How to check the workload distribution on GPU

Hi,

I am working on a GPU lower-power project. Does anyone have any idea about how to test the workload distribution on different multiprocessors on GPU? The default setting should be equivalent workload distributed, right? So, I just want to check if this is true in running time.

Another question, as far as I know, the CUDA runtime only synchronizes automatically the instructions within one block. Does it mean different multiprocessors can achieve different finishing time?

Any evaluations are appreciated!

Jason

There are no settings that allow you to control the distribution of blocks to multiprocessors. NVIDIA employees have mentioned that the scheduling algorithm works best with blocks that do equal work, but performance should be acceptable even if this is not true.

There is no automatic synchronization of instructions at the block level. The instructions in a warp are run together, but different warps within a block can get out of sync until they reach a __syncthreads() call.

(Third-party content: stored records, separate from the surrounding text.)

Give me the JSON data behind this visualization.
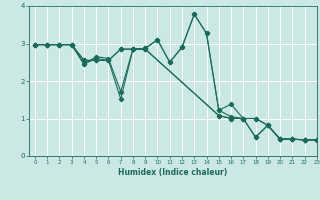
{
  "xlabel": "Humidex (Indice chaleur)",
  "xlim": [
    -0.5,
    23
  ],
  "ylim": [
    0,
    4
  ],
  "yticks": [
    0,
    1,
    2,
    3,
    4
  ],
  "xticks": [
    0,
    1,
    2,
    3,
    4,
    5,
    6,
    7,
    8,
    9,
    10,
    11,
    12,
    13,
    14,
    15,
    16,
    17,
    18,
    19,
    20,
    21,
    22,
    23
  ],
  "bg_color": "#cce8e5",
  "line_color": "#1a6b5e",
  "grid_color": "#ffffff",
  "series": [
    {
      "x": [
        0,
        1,
        2,
        3,
        4,
        5,
        6,
        7,
        8,
        9,
        10,
        11,
        12,
        13,
        14,
        15,
        16,
        17,
        18,
        19,
        20,
        21,
        22,
        23
      ],
      "y": [
        2.97,
        2.97,
        2.97,
        2.97,
        2.45,
        2.65,
        2.6,
        1.72,
        2.85,
        2.87,
        3.1,
        2.5,
        2.9,
        3.78,
        3.27,
        1.22,
        1.38,
        1.0,
        0.5,
        0.82,
        0.45,
        0.45,
        0.43,
        0.43
      ]
    },
    {
      "x": [
        0,
        1,
        2,
        3,
        4,
        5,
        6,
        7,
        8,
        9,
        10,
        11,
        12,
        13,
        14,
        15,
        16,
        17,
        18,
        19,
        20,
        21,
        22,
        23
      ],
      "y": [
        2.97,
        2.97,
        2.97,
        2.97,
        2.45,
        2.6,
        2.55,
        1.52,
        2.85,
        2.87,
        3.1,
        2.5,
        2.9,
        3.78,
        3.27,
        1.22,
        1.05,
        1.0,
        0.5,
        0.82,
        0.45,
        0.45,
        0.43,
        0.43
      ]
    },
    {
      "x": [
        0,
        1,
        2,
        3,
        4,
        5,
        6,
        7,
        8,
        9,
        15,
        16,
        17,
        18,
        19,
        20,
        21,
        22,
        23
      ],
      "y": [
        2.97,
        2.97,
        2.97,
        2.97,
        2.55,
        2.55,
        2.55,
        2.85,
        2.85,
        2.85,
        1.08,
        1.0,
        1.0,
        1.0,
        0.82,
        0.45,
        0.45,
        0.43,
        0.43
      ]
    },
    {
      "x": [
        0,
        1,
        2,
        3,
        4,
        5,
        6,
        7,
        8,
        9,
        15,
        16,
        17,
        18,
        19,
        20,
        21,
        22,
        23
      ],
      "y": [
        2.97,
        2.97,
        2.97,
        2.97,
        2.55,
        2.55,
        2.55,
        2.85,
        2.85,
        2.85,
        1.08,
        1.0,
        1.0,
        1.0,
        0.82,
        0.45,
        0.45,
        0.43,
        0.43
      ]
    }
  ]
}
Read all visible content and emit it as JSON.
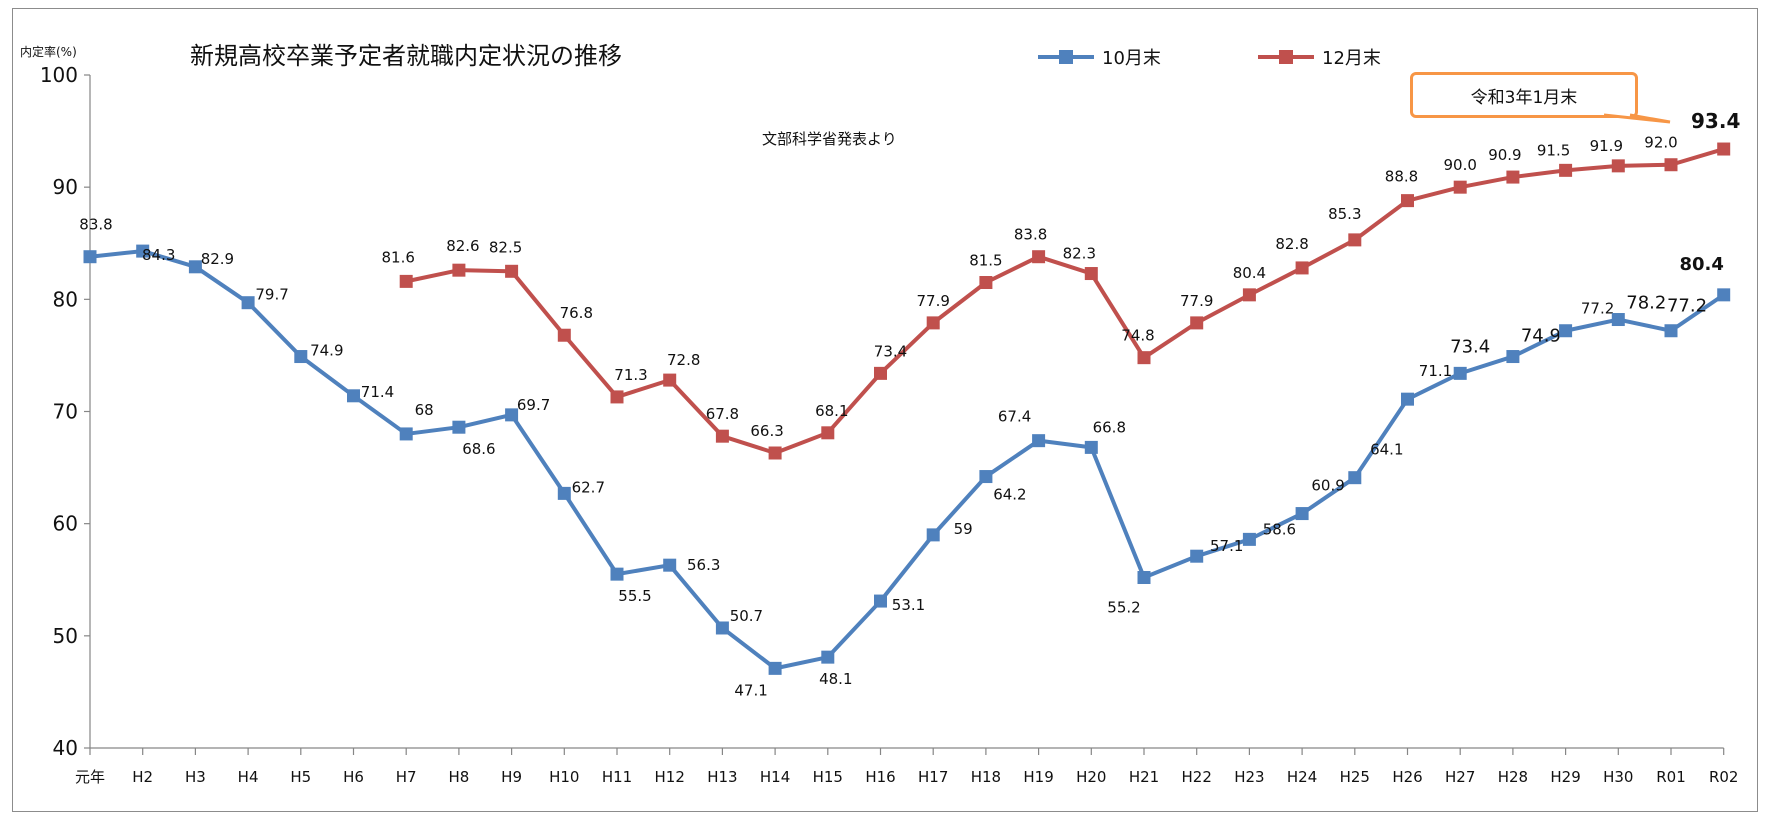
{
  "title": "新規高校卒業予定者就職内定状況の推移",
  "ylabel": "内定率(%)",
  "source_note": "文部科学省発表より",
  "callout": "令和3年1月末",
  "colors": {
    "oct": "#4f81bd",
    "dec": "#c0504d",
    "highlight": "#ff0000",
    "callout_border": "#f79646"
  },
  "chart_data": {
    "type": "line",
    "title": "新規高校卒業予定者就職内定状況の推移",
    "ylabel": "内定率(%)",
    "xlabel": "",
    "ylim": [
      40,
      100
    ],
    "yticks": [
      40,
      50,
      60,
      70,
      80,
      90,
      100
    ],
    "categories": [
      "元年",
      "H2",
      "H3",
      "H4",
      "H5",
      "H6",
      "H7",
      "H8",
      "H9",
      "H10",
      "H11",
      "H12",
      "H13",
      "H14",
      "H15",
      "H16",
      "H17",
      "H18",
      "H19",
      "H20",
      "H21",
      "H22",
      "H23",
      "H24",
      "H25",
      "H26",
      "H27",
      "H28",
      "H29",
      "H30",
      "R01",
      "R02"
    ],
    "series": [
      {
        "name": "10月末",
        "color": "#4f81bd",
        "values": [
          83.8,
          84.3,
          82.9,
          79.7,
          74.9,
          71.4,
          68,
          68.6,
          69.7,
          62.7,
          55.5,
          56.3,
          50.7,
          47.1,
          48.1,
          53.1,
          59,
          64.2,
          67.4,
          66.8,
          55.2,
          57.1,
          58.6,
          60.9,
          64.1,
          71.1,
          73.4,
          74.9,
          77.2,
          78.2,
          77.2,
          80.4
        ],
        "labels": [
          "83.8",
          "84.3",
          "82.9",
          "79.7",
          "74.9",
          "71.4",
          "68",
          "68.6",
          "69.7",
          "62.7",
          "55.5",
          "56.3",
          "50.7",
          "47.1",
          "48.1",
          "53.1",
          "59",
          "64.2",
          "67.4",
          "66.8",
          "55.2",
          "57.1",
          "58.6",
          "60.9",
          "64.1",
          "71.1",
          "73.4",
          "74.9",
          "77.2",
          "78.2",
          "77.2",
          "80.4"
        ]
      },
      {
        "name": "12月末",
        "color": "#c0504d",
        "values": [
          null,
          null,
          null,
          null,
          null,
          null,
          81.6,
          82.6,
          82.5,
          76.8,
          71.3,
          72.8,
          67.8,
          66.3,
          68.1,
          73.4,
          77.9,
          81.5,
          83.8,
          82.3,
          74.8,
          77.9,
          80.4,
          82.8,
          85.3,
          88.8,
          90.0,
          90.9,
          91.5,
          91.9,
          92.0,
          93.4
        ],
        "labels": [
          "",
          "",
          "",
          "",
          "",
          "",
          "81.6",
          "82.6",
          "82.5",
          "76.8",
          "71.3",
          "72.8",
          "67.8",
          "66.3",
          "68.1",
          "73.4",
          "77.9",
          "81.5",
          "83.8",
          "82.3",
          "74.8",
          "77.9",
          "80.4",
          "82.8",
          "85.3",
          "88.8",
          "90.0",
          "90.9",
          "91.5",
          "91.9",
          "92.0",
          "93.4"
        ]
      }
    ],
    "grid": false,
    "legend": "top"
  }
}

Blocks can finish at different times, and so multiprocessors can finish at different times. However, the next kernel will not start until all multiprocessors are finished with the current kernel.

Hi seibert,

Thank you so much! Does it mean I have no way to get detailed workload distribution on different cores by modifying the benchmark code in CUDA?

Jason

The best you can do is microbenchmarks where you create kernels with blocks that have very asymmetric workloads and measure the time to completion of the entire kernel. There is no way to tell how busy a particular multiprocessor is, though.

You may not have seen this, but our AgPerfMon tool is capable of recording internal counters (including SM ID, warp ID and timestamps) and displaying them on a timeline, which can be useful for analysing workload distribution:
[url=“http://developer.nvidia.com/object/agperfmon_home.html”]http://developer.nvidia.com/object/agperfmon_home.html[/url]

See page 21 in the documentation “CUDA Kernel internal events”.

Simon, thanks for that link.

Even working with CUDA every day, there’s so many tools out there that are still easy to miss. I never realized the PhysX developer tools could give any CUDA info.

There wouldn’t be any similar Linux tool, would there?